Zentall Thomas R
Department of Psychology, University of Kentucky, Lexington, KY, 40506-0044, USA.
Learn Behav. 2020 Mar;48(1):165-172. doi: 10.3758/s13420-019-00407-3.
Delay of reinforcement is generally thought to be inversely correlated with speed of acquisition. However, in the case of simultaneous discrimination learning, in which choice results in immediate reinforcement, delay of reinforcement can improve acquisition. For example, in the ephemeral reward task, animals are given a choice between two alternatives, A and B. Choice of A provides reinforcement, and the trial is over. Choice of B provides reinforcement and access to alternative A (thus, two reinforcements). Many animals appear unable to learn to choose B consistently, but inserting a 20-s delay between choice and outcome has been shown to facilitate optimal choice. Similarly, pigeons given a choice between a signal for one pellet and a signal for two pellets (each occurring without a delay) have difficulty learning to choose the two-pellet alternative, unless the reinforcement is delayed. In a version of object permanence, food is placed in one of two containers, and the pigeon must choose the container with the food. Pigeons have difficulty reliably choosing the correct container unless a brief delay is inserted between baiting and choice. Finally, pigeons have been shown to prefer a suboptimal alternative (a 20% chance of getting a cue for reinforcement) over an optimal alternative (a 100% chance of getting a cue for 50% reinforcement). However, if pigeons are forced to wait 20 s following their choice to receive the cues, no preference for the suboptimal alternative is found. Thus, impulsive choice may be reduced by delaying the consequence of that choice.
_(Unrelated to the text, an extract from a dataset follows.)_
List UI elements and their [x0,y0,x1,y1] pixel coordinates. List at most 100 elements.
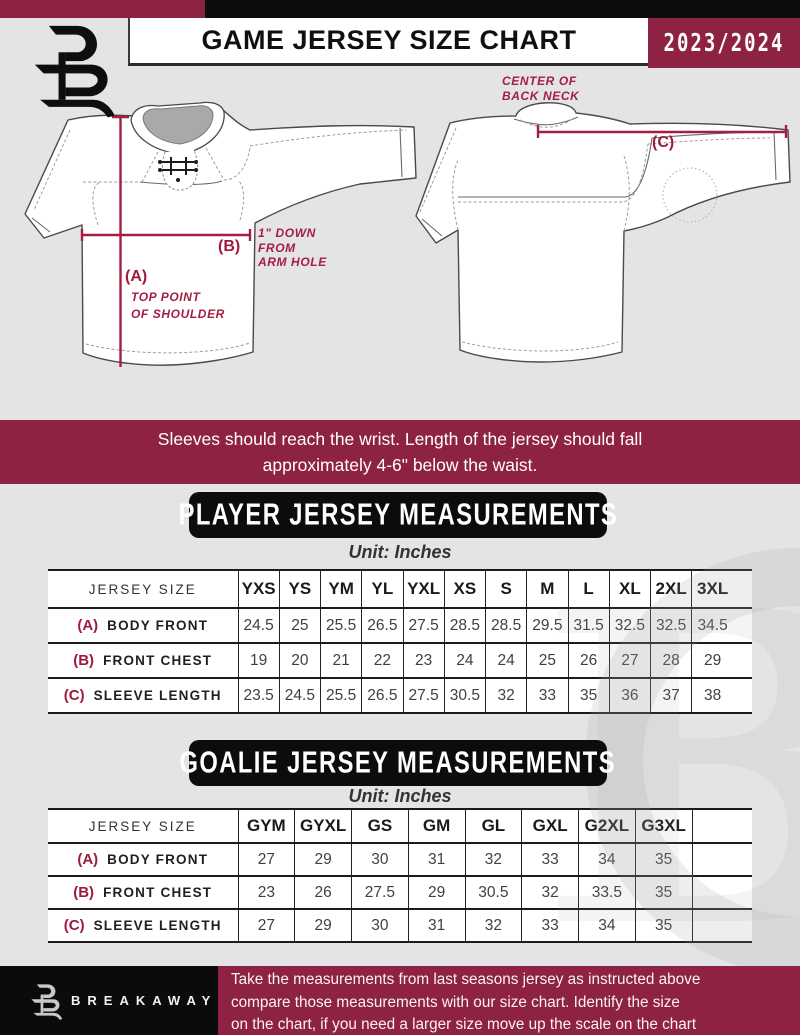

强化延迟通常被认为与习得速度呈负相关。然而,在同时辨别学习的情况下,即选择会立即得到强化,强化延迟却可以改善习得情况。例如,在短暂奖励任务中,动物要在两个选项A和B之间做出选择。选择A会得到强化,试验结束。选择B会得到强化并可选择选项A(因此,有两次强化)。许多动物似乎无法学会始终选择B,但在选择和结果之间插入20秒的延迟已被证明有助于做出最优选择。同样,让鸽子在一个食丸信号和两个食丸信号之间做出选择(每个信号出现时都无延迟),它们很难学会选择两个食丸的选项,除非强化延迟。在一个客体永久性的版本中,食物被放在两个容器中的一个里,鸽子必须选择装有食物的容器。除非在放置诱饵和选择之间插入短暂延迟,否则鸽子很难可靠地选择正确的容器。最后,已证明鸽子更喜欢次优选项(有20%的机会得到强化提示)而不是最优选项(有100%的机会得到50%强化的提示)。然而,如果鸽子在做出选择后被迫等待20秒才能收到提示,就不会发现它们对次优选项有偏好。因此,通过延迟选择的结果可能会减少冲动选择。